Interval scores#

The choice of interval score represents the choice of distributional feature(s) to detect changes in.

Interval scores are not primarily meant to be used directly, but they are important building blocks to understand to make full use of the library.

The most basic type of interval scores in Skchange are costs. A cost measures the cost/loss/error of a model fit to a data interval X[s:e].

[1]:
import numpy as np

from skchange.costs import GaussianCost

X = np.random.rand(100)

cost = GaussianCost()  # Cost for a Gaussian model with constant mean and variance.
cost.fit(X)  # Set up the cost for the given data.
cost.evaluate([0, 10])  # Evaluate the cost for the given interval, X[0:10].
[1]:
array([[-5.63978161]])

Another type of interval score are change scores. A change score measures the degree of change between two intervals adjacent X[s:k] and X[k:e]. They can be statistical tests, time series distances, or any other measure of difference.

[2]:
from skchange.change_scores import CUSUM

score = CUSUM()  # CUSUM score for a change in mean.
score.fit(X)  # Set up the score for the given data.
score.evaluate([0, 5, 10])  # Evaluate the change score between X[0, 5] and X[5, 10].
[2]:
array([[0.30029151]])

We can also compute several interval scores at once.

[3]:
score.evaluate([[0, 5, 10], [10, 12, 30], [60, 69, 71]])
[3]:
array([[0.30029151],
       [0.42547556],
       [0.30441832]])

The computational bottleneck of change detection algorithms is to evaluate an interval score over a large number of intervals and possible splits. In Skchange, this is solved as follows:

  • In fit, relevant quantities are precomputed to speed up the cost evaluations.

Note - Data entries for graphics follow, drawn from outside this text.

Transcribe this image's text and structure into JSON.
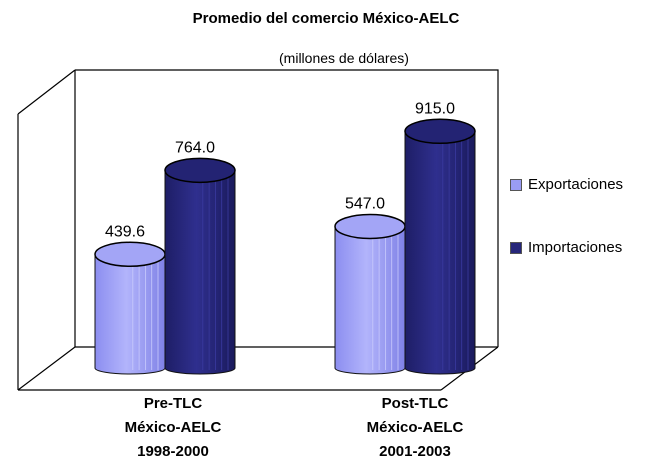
{
  "chart_data": {
    "type": "bar",
    "title": "Promedio del comercio México-AELC",
    "subtitle": "(millones de dólares)",
    "categories": [
      [
        "Pre-TLC",
        "México-AELC",
        "1998-2000"
      ],
      [
        "Post-TLC",
        "México-AELC",
        "2001-2003"
      ]
    ],
    "series": [
      {
        "name": "Exportaciones",
        "values": [
          439.6,
          547.0
        ],
        "value_labels": [
          "439.6",
          "547.0"
        ],
        "color": "#9a9cf4"
      },
      {
        "name": "Importaciones",
        "values": [
          764.0,
          915.0
        ],
        "value_labels": [
          "764.0",
          "915.0"
        ],
        "color": "#26267a"
      }
    ],
    "ylim": [
      0,
      1000
    ],
    "grid": false,
    "legend_position": "right"
  }
}
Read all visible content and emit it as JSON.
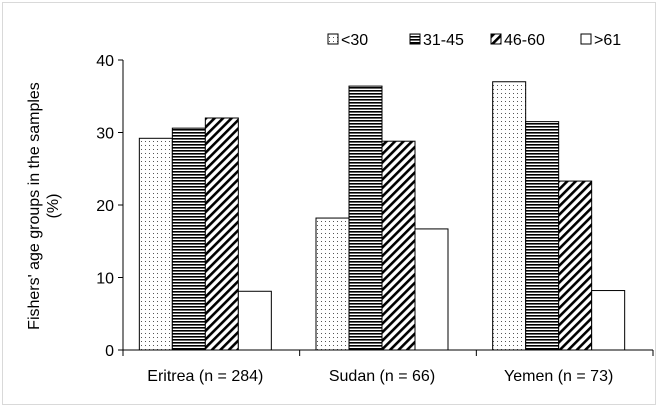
{
  "chart_data": {
    "type": "bar",
    "title": "",
    "xlabel": "",
    "ylabel_lines": [
      "Fishers' age groups in the samples",
      "(%)"
    ],
    "categories": [
      "Eritrea (n = 284)",
      "Sudan (n = 66)",
      "Yemen (n = 73)"
    ],
    "ylim": [
      0,
      40
    ],
    "yticks": [
      0,
      10,
      20,
      30,
      40
    ],
    "grid": false,
    "legend_position": "top-right",
    "series": [
      {
        "name": "<30",
        "pattern": "dots",
        "values": [
          29.2,
          18.2,
          37.0
        ]
      },
      {
        "name": "31-45",
        "pattern": "horizontal",
        "values": [
          30.6,
          36.4,
          31.5
        ]
      },
      {
        "name": "46-60",
        "pattern": "diagonal",
        "values": [
          32.0,
          28.8,
          23.3
        ]
      },
      {
        "name": ">61",
        "pattern": "solid-white",
        "values": [
          8.1,
          16.7,
          8.2
        ]
      }
    ]
  }
}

  • In evaluate, numba is leveraged to efficiently evaluate many interval-split-pairs in one call.

Moreover, costs can always be used to construct a change score by the following formula:

score.evaluate([start, split, end]) = cost.evaluate([start, end]) - (cost.evaluate([start, split]) + cost.evaluate([split, end]))

You can read this formula as “score = cost of the interval without a change point - cost of the interval with a single change point”

This means that you can always pass a cost to a change detector, even the ones that expects change scores, because it is converted to a change score internally.

At the same time, we also support change scores that can not be reduced to costs. This is different from e.g. the ruptures library. There are quite a few important scores that can not be reduced to costs, such as the Mann-Whitney U test, the Kolmogorov-Smirnov test, as well as scores for sparse change detection.